If you are wanting a smooth, shiny finish, try CA. I'm in the process on a set of scales in the blue/black layered color, and it's working wonderfully.
Please let me know how you do this. I know where to buy it, never used it though as scales is relatively new to me.
 
Well if Iwanted to put a shine on 1 color g 10 what is the process?

The basic idea is finishing like on you would finish wood scales... Put on rubber gloves get some cyanoacrylate aka superglue by the can from woodworking store and spread a thin layer around and let it dry completely without touching it or else it'll get cloudy do a couple layers, sandto even out finish then polish as normal... I'm sure there are more complex descriptions online but that's generally how it's done ... Not sure how g10 reacts to superglue
 
There is no need for CA to get a shiny finish on G10.
If you need it, it means you haven't sanded enough.
Sand, polish and it will be as shiny as you need.
 
There is no need for CA to get a shiny finish on G10.
If you need it, it means you haven't sanded enough.
Sand, polish and it will be as shiny as you need.

Good call, I have used various grades of wet dry paper at the final steps for Micarta and G10 works roughly the same.
 
What grit would you start with? 120?
You can start at whatever grit is most effective for you.
I do all my shaping on a belt grind but I didn't always have that so...
If your working with basic tools, I would use a handsaw to rough shape, dremel for the final outline shape, bastard file of the the contouring, the sand it all smooth, then polish with a light colored polishing rouge for light colored materials, dark for dark.

Thinks of it the same as hand sanding a razor.... don't move up in grit until the prior grit lines have been removed.
 
There is no need for CA to get a shiny finish on G10.
If you need it, it means you haven't sanded enough.
Sand, polish and it will be as shiny as you need.

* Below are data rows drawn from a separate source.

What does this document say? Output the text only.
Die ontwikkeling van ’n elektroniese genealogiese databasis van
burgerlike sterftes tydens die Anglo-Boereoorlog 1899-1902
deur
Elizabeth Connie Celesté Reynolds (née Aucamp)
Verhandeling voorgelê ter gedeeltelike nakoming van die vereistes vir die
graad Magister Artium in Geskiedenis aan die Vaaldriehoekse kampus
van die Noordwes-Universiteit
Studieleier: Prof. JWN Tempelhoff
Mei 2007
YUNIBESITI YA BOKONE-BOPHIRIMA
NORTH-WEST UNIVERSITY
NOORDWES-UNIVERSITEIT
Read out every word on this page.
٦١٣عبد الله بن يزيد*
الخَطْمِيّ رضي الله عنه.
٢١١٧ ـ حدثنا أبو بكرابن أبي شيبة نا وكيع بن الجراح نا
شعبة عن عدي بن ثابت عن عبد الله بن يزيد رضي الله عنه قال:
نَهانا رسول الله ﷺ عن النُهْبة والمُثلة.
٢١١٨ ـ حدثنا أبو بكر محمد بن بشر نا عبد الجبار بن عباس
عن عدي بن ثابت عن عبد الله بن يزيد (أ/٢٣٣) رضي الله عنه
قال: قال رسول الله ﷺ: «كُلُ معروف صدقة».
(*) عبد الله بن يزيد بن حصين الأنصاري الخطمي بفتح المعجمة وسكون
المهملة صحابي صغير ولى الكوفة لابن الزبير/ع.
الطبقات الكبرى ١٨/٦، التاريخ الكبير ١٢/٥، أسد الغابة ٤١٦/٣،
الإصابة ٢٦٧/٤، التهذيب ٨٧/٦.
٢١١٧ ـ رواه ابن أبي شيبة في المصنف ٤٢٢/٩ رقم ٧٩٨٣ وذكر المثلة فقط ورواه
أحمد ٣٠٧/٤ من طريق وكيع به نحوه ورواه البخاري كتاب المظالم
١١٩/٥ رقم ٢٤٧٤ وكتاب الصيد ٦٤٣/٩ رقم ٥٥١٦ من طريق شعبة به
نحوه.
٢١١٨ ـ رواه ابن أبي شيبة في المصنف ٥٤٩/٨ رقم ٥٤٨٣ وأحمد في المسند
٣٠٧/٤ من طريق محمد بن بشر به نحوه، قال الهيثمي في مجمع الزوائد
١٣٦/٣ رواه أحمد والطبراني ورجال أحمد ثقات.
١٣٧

I disagree here. Some types of G10 are made to have a rough texture for non-slip knife handles. No matter how well you sand it, you will still have the "polka-dot" texturing showing. I went up to 6000 grit sandpaper and white rouge before I figured out that the material I had was one such piece. Once I applied the CA, I was able to sand it down to a very shiny finish.
 
Don't take this the wrong way but you bought the wrong type.
I'm going on the assumption people know what type of G10 they are buying.
Basically in your case, your making a material shiny that was never intended to be.
It would be the same as buying a flat or matte paint, then being upset it's not shiny enough.
G10 is pretty cheap, if you buy the wrong stuff return it for the right stuff and save yourself the extra hassle if using CA.
 
Where can the g10 without the polka dot be bought. I just did a round on a scale, 220, 500 1000, 1200 2000 w dry, then white and blue compound, very shiny polka dots! The stuff I have Ive been hand sanding 220, then 500 then 1k or just stopping at 500. It looks better satin than high polish IMO.
 
Found it. What I have is canvas micarta g10 and I ordered just now some paper micarta. I guess someone could have told me this. Oh well.
 
$g10back.jpg$g10back.jpg
Front and back. the second one is back of the black. When sanded and polished it has the polka dots in it. Before touching it also. I was told today by someone that I have canvas micarta(polka dots) which isnt made to be shiny, and the paper micarta is.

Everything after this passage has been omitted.